Member of Parliament in the Canadian House of Commons
- In office 1921–1935
- Preceded by: Michael Clark
- Succeeded by: Eric Joseph Poole
- Constituency: Red Deer

Leader of the Official Opposition in Alberta
- In office January 29, 1942 – March 19, 1942
- Preceded by: James H. Walker
- Succeeded by: James Mahaffy

Member of the Legislative Assembly of Alberta
- In office March 21, 1940 – November 4, 1943
- Preceded by: Alfred Hooke
- Succeeded by: David Ure
- Constituency: Red Deer

Personal details
- Born: August 24, 1880 Dundee, Scotland
- Died: November 4, 1943 (aged 63) Edmonton, Alberta, Canada
- Party: United Farmers of Alberta (until 1935) Co-operative Commonwealth Federation (1935) Independent Movement (1937-1943)

= Alfred Speakman =

Canadian politician from Alberta (1880–1943)

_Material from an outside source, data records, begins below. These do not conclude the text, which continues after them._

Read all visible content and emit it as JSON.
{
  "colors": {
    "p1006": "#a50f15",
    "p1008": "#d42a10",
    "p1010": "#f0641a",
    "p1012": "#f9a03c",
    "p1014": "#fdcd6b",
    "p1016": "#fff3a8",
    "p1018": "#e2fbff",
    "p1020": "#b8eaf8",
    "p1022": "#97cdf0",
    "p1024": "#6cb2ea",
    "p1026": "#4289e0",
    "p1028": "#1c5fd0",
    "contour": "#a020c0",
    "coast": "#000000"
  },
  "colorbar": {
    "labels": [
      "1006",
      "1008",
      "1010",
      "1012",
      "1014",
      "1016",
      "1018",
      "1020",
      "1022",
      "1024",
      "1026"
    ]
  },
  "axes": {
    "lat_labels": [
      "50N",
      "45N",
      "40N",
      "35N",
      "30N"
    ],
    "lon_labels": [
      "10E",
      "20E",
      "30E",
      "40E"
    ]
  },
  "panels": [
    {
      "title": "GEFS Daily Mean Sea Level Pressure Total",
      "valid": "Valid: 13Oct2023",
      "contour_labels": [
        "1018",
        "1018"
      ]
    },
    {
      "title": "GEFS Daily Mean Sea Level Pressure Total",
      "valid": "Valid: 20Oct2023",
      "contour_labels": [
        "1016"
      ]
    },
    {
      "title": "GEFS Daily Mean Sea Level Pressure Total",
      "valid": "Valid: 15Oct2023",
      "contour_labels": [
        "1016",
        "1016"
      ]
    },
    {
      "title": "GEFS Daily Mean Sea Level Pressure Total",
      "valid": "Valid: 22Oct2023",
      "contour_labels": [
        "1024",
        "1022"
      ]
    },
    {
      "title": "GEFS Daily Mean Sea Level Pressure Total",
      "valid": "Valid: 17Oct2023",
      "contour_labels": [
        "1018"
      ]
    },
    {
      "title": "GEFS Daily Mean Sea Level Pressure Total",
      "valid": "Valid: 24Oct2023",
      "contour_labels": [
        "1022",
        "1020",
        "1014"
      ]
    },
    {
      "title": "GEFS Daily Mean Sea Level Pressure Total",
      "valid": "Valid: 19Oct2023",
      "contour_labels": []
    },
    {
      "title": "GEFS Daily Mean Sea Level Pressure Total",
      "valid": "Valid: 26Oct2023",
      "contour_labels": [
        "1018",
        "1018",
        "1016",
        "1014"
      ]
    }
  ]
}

Alfred Speakman (August 24, 1880 – November 4, 1943) was a politician from Alberta, Canada. He served as a United Farmers of Alberta MP from 1921 to 1935.

==Early life==
Speakman was born August 24, 1880, in Dundee, Scotland, to James Speakman and Mary Hannah Farrar, where he attended the High School of Dundee, before his family emigrated to Canada in 1891. (After settling in Alberta, his father was an activist in the organized Farmer movement.)

Speakman married Elva Pearl Soley, with whom he had one daughter, Mary Elva.

==Federal political career==
Speakman was elected to the House of Commons of Canada in the 1921 federal election in the district of Red Deer under the banner of the United Farmers of Alberta. He was re-elected in 1925, 1926 and 1930.

In the 1935 federal election he ran as a member of the Cooperative Commonwealth Federation and finished a distant third to Social Credit candidate Eric Joseph Poole. After this defeat, he devoted his energies to fighting Social Credit at the provincial level.

==Provincial political career==
Speakman was instrumental in the Unity Movement, which united Alberta's opposition parties against the Social Credit government. On October 12, 1937, Speakman, as a former long-serving Member of Parliament, brought delegates from the United Farmers, Conservatives, Liberals and some disillusioned Social Crediters to a conference in Red Deer that brought the Unity coalition together.

Speakman ran as a candidate under the independent label in Red Deer in the 1940 Alberta general election and was elected after ballot transfers as was done under the instant-runoff voting system in use at the time.

Speakman served as an MLA in the Unity caucus until his death in 1943. Speakman served briefly as Leader of the Official Opposition in Alberta in 1942.

Speakman died suddenly at his home in Edmonton on November 4, 1943, after suffering from poor health.